While they were fighting Peter took the chance to toss Rocket aside and grab a weapon. Gamora grabbed a knife and threw it at Peter as he ran away. It sliced through his lower leg, causing him to collapse. Gamora ran forward and pinned him on his back.
"Fool. You should have learned." She snarled.
"I don't learn. One of my issues." Peter grinned and attached a rocket launcher to her waist. He activated it and sent her flying back.
Peter smiled and stood up, thinking he was in the clear. Suddenly Groot stepped beside him and put a bag over his head.
"What the…" Peters muffled voice exclaimed as Groot tossed him over his shoulder and started carrying him.

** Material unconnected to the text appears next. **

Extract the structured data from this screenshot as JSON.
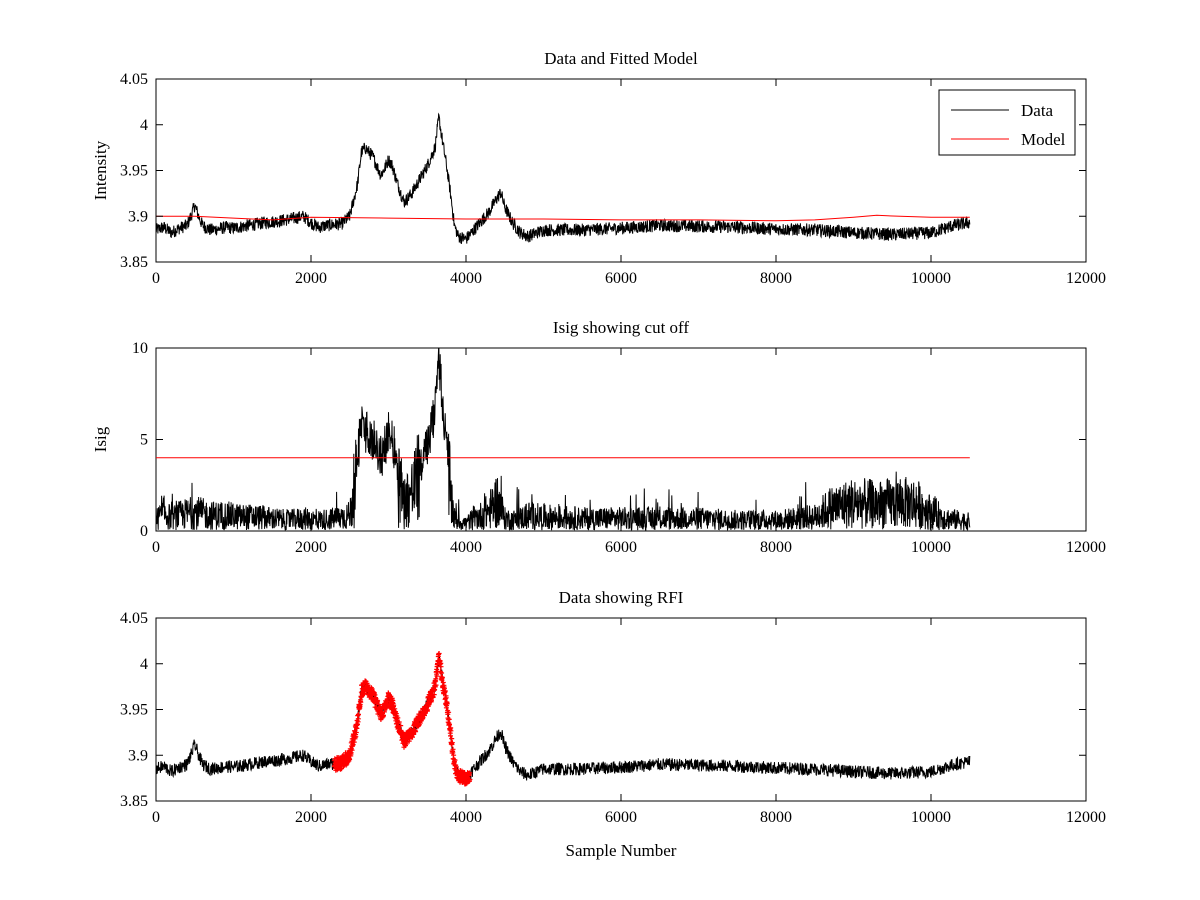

"Quit smiling, you idiot. You're supposed to be a professional." Rocket growled.
"Professional" Peter asked. "Professional what?"
"Isn't it obvious?" Rocket asked.
"No…" Peter said.
"I am Groot." Groot said with a slight nod.
"We were bounty hunters." Rocket said. "And the best bounty hunters in the entire galaxy, too."
"I thought bounty hunters only existed in Star Wars." Peter said, amazed.
"What's Star Wars?" Gamora asked.
"Only the best movie saga to ever exist!" Peter said cheerfully.
"Oh no, dont get him started on movies." Tony sighed. "He will talk for hours."
Rocket looked over his shoulder and saw Gamora sprinting towards them. "You gotta be kidding me."
Gamora shoved Rocket to the ground and dived towards Groot. Gamora swung her sword upwords and sliced both of Groots arms off. She opened up the bag just to be shot by Peter's gun. Peter jumped out of the bag and sprinted down the street as fast as he could.
"I live for the simple things. Like how much this is gonna hurt." Rocket grinned as he lifted up a gun that was almost three times as big as him. He pulled the trigger and a huge ball of blue electricity shot out and engulfed Peter. He collapsed to the ground and screamed in pain as he jerked and writhed on the ground.
"Yeah. Writhe, little man." Rocket laughed an obviously fake laugh. Groot whimpered next to him and gestured at his missing arms. "It'll grow back, you d'ast idiot. Quit whining."
Just then Groot, Rocket, and Gamora's limp body were picked up off the ground. A few Nova Corps ships were holding them in the air.
"Subject 89P13, drop your weapon." One of the officers shouted.
"What did he just call you?" Peter asked Rocket.
"None of your business." Quill, Rocket, and Gamora all said at the same time.
"I am Groot? I am Groot… I am Groot!" Groot said.
"Is that all you guy know how to say? 'None of your business'?" Clint asked.
"Dont ask stupid questions." Rocket growled.
"Crap." Rocket grumbled and reluctantly dropped his gun.
"By the authority of the Nova Corps, you are under arrest for endangerment to life and the destruction of property."
"All right. Come on up." Two officers said as they pulled Peter up to his feet. He struggled to stay standing and stumbled as they pulled him along.
"Hey! If it isn't Star-Prince." One of the officers teased.
A few people laughed.
"Star-Prince?" Nat asked.
"Ha ha." Quill said. "Very funny."
"Star-Lord." Peter moaned.
"Sorry. Lord." The officer, Corpsman Dey, laughed. "I picked this guy up a while back for petty theft. He's got a code name."
"Come on, man. It's a… It's an outlaw name." Peter mumbled as they pulled him along.
"Just relax, pal." Dey laughed and patted him on the back. "It's cool to have a code name. It's not that weird."
"Yes it is." Nebula said. Quill glared at her.
"Fascists." Rocket grumbled as they arrested him.